Crisi Alcar: la sentenza di fallimento dell'Alcar lascia 111 lavoratori di Vaie con solo il 58% del TFR dovuto

Tra promesse disattese e diritti negati

Crisi Alcar: la sentenza di fallimento dell'Alcar lascia 111 lavoratori di Vaie con solo il 58% del TFR dovuto

La vicenda degli ex lavoratori dell'Alcar di Vaie si è trasformata in una vera e propria odissea, culminata in una sentenza che ha lasciato l'amaro in bocca a molti. Dopo anni di attesa, i 111 dipendenti della Valsusa vedranno solo una parte del loro Trattamento di Fine Rapporto (TFR). Una beffa che si aggiunge alla lunga lista di difficoltà affrontate da questi lavoratori.

Il 6 dicembre 2024, i sindacati avevano convocato gli ex dipendenti per discutere le conseguenze della sentenza di fallimento emessa il 28 ottobre dal Tribunale di Lecce. La situazione è complessa: il debito complessivo da saldare ammonta a 2,3 milioni di euro, ma le risorse disponibili sul conto corrente dell'azienda fallita sono solo 1,3 milioni. Una disparità che ha portato il tribunale a decidere di liquidare solo il 58% del dovuto, lasciando i lavoratori con meno della metà di quanto spettava loro.



"Ci sentiamo presi in giro", ha dichiarato un'ex operaia, esprimendo il sentimento di frustrazione e impotenza che pervade molti dei suoi colleghi. Dopo quattro anni di attesa, la promessa di ricevere almeno il 52% del TFR entro la fine dell'anno scorso è stata disattesa.

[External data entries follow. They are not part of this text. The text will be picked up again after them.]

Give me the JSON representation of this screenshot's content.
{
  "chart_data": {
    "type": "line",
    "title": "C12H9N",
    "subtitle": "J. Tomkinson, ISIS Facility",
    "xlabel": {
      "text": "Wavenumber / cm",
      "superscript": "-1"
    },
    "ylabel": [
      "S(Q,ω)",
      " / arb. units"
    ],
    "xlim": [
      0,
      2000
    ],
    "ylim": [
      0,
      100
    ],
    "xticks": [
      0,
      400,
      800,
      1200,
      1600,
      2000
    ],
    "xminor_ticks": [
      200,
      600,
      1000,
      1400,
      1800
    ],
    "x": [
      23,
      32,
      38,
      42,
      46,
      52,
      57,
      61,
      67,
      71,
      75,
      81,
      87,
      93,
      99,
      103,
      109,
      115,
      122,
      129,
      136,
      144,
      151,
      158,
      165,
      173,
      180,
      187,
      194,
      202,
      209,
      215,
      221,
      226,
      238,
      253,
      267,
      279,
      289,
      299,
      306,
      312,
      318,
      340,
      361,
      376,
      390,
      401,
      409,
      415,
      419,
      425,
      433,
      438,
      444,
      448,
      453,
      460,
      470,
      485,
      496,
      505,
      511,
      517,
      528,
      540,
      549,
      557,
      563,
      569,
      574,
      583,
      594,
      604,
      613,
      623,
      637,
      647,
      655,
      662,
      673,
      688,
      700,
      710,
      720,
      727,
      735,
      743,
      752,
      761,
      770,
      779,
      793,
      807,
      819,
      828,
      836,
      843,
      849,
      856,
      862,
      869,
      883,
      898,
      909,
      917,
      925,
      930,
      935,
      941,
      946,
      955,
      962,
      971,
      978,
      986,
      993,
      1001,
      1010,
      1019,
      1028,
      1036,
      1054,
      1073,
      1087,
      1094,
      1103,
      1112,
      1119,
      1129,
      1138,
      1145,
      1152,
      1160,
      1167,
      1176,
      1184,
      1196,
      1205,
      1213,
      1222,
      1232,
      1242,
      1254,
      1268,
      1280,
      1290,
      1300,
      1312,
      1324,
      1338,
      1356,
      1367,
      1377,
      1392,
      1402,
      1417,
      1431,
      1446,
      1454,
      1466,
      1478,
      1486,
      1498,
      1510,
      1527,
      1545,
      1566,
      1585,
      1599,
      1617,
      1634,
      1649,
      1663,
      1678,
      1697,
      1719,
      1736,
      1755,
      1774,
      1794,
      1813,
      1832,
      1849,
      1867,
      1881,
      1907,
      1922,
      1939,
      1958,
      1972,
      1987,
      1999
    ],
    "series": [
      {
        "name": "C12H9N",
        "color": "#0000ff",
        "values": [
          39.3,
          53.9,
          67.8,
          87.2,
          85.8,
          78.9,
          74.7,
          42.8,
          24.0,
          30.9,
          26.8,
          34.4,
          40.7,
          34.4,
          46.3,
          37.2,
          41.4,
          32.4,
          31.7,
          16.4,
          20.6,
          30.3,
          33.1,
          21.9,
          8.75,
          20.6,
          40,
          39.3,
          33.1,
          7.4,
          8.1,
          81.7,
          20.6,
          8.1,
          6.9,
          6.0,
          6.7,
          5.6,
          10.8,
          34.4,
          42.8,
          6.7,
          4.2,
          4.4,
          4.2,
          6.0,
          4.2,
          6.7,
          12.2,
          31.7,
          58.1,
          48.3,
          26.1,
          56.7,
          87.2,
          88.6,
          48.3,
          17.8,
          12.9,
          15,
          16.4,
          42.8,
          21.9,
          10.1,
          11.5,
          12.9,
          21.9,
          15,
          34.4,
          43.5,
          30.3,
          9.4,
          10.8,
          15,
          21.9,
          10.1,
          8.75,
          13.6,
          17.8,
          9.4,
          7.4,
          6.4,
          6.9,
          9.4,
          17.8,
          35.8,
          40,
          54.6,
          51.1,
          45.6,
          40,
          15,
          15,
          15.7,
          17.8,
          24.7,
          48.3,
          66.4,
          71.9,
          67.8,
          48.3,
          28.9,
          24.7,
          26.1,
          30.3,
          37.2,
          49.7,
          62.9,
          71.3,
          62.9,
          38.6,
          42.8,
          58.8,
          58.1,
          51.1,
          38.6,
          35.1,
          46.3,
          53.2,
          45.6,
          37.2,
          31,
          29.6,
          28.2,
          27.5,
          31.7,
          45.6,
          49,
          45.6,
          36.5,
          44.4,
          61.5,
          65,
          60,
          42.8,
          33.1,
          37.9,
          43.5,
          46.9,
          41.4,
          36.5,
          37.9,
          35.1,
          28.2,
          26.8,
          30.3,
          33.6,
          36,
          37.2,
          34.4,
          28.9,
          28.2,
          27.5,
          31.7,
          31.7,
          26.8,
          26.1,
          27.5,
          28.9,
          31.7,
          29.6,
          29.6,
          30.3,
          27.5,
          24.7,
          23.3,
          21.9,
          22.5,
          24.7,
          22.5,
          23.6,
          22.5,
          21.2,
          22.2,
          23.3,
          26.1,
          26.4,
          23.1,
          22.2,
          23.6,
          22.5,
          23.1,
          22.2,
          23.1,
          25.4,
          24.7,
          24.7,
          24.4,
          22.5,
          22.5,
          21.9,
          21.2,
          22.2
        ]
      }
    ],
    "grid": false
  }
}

A peggiorare la situazione, la mancanza di comunicazioni ufficiali sui tempi e le modalità dei pagamenti ha alimentato ulteriormente il senso di incertezza.

La storia dell'Alcar è segnata da un accumulo di debiti che risale a due decenni fa: lo stabilimento di Vaie, in particolare, si è rivelato il più indebitato, con un passivo di oltre 10 milioni di euro accumulato tra il 2004 e il 2011. Un fardello che ha contribuito al fallimento dell'azienda, dichiarato il 3 luglio 2018, e che ha visto la nomina dell'avvocato Francesco Macario e del dottor Massimo Bellantone come curatori fallimentari.



In questo contesto, la decisione di dare precedenza ai creditori privilegiati, ossia gli ex dipendenti, appare una scelta obbligata, ma non sufficiente a garantire giustizia. La cifra disponibile, 1,3 milioni di euro, è irrisoria rispetto ai debiti complessivi, che includono anche somme dovute allo Stato, all'INPS, alle banche e ai fornitori. Una situazione che mette in luce le difficoltà di gestire una procedura fallimentare complessa e articolata.